In 1937 Amade Ardoin asked the young fiddler to accompany him to New York for the session that produced "Les Portes de la Prison," yet Fontenot’s mother declined permission, judging him still too young for the journey. After working with various string bands, he formed a lasting partnership in the mid-1940s with accordionist Alphonse "Bois-Sec" Ardoin; the pair performed together for more than four decades. Their first appearance beyond Louisiana came at the 1966 Newport Folk Festival, five selections from which later appeared on the 1975 compilation Louisiana Cajun French Music from the Southwest Prairies.

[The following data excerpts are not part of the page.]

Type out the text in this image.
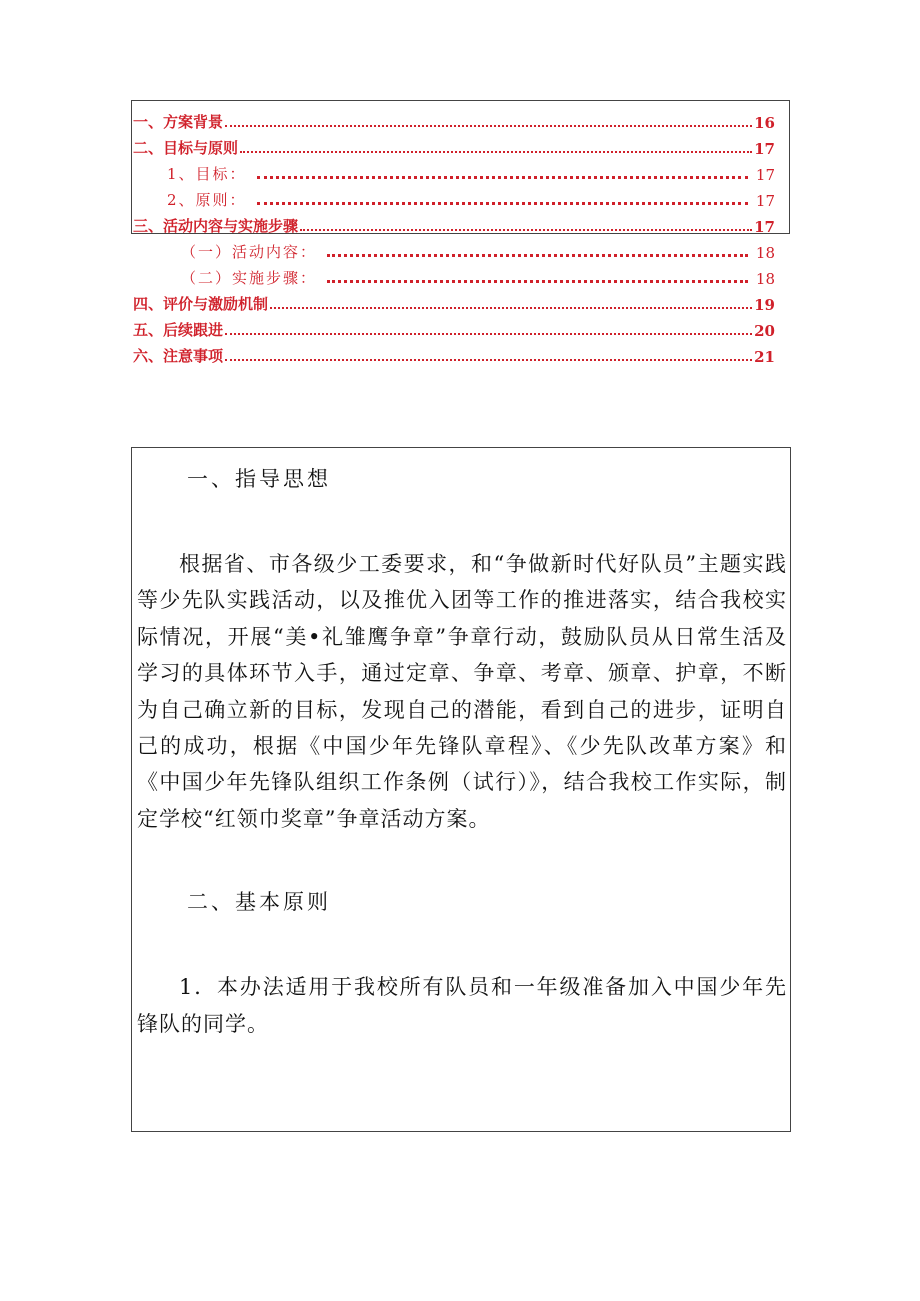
一、方案背景	16
二、目标与原则	17
1、目标：	17
2、原则：	17
三、活动内容与实施步骤	17
（一）活动内容：	18
（二）实施步骤：	18
四、评价与激励机制	19
五、后续跟进	20
六、注意事项	21
一、指导思想

根据省、市各级少工委要求，和“争做新时代好队员”主题实践等少先队实践活动，以及推优入团等工作的推进落实，结合我校实际情况，开展“美•礼雏鹰争章”争章行动，鼓励队员从日常生活及学习的具体环节入手，通过定章、争章、考章、颁章、护章，不断为自己确立新的目标，发现自己的潜能，看到自己的进步，证明自己的成功，根据《中国少年先锋队章程》、《少先队改革方案》和《中国少年先锋队组织工作条例（试行）》，结合我校工作实际，制定学校“红领巾奖章”争章活动方案。

二、基本原则

1．本办法适用于我校所有队员和一年级准备加入中国少年先锋队的同学。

Fontenot maintained a lengthy relationship with Arhoolie Records. The label reissued the duo’s earlier Melodian album Les Blues de Bayou in 1970 and, in 1983, augmented several of its tracks with fresh material to create La Musique Creole. Fontenot’s final Arhoolie release, Louisiana Hot Sauce, Creole Style, arrived in 1993 and incorporated further selections from Les Blues de Bayou together with four pieces cut with Beausoleil in 1985. He also appeared in the documentary J’ai Ete au Bal, produced by Chris Strachwitz and Les Blank.

Throughout his career Fontenot supported his family by sharecropping and later working in a hardware store, ultimately financing college educations for four of his six children and law school for his daughter. He succumbed to cancer in 1995.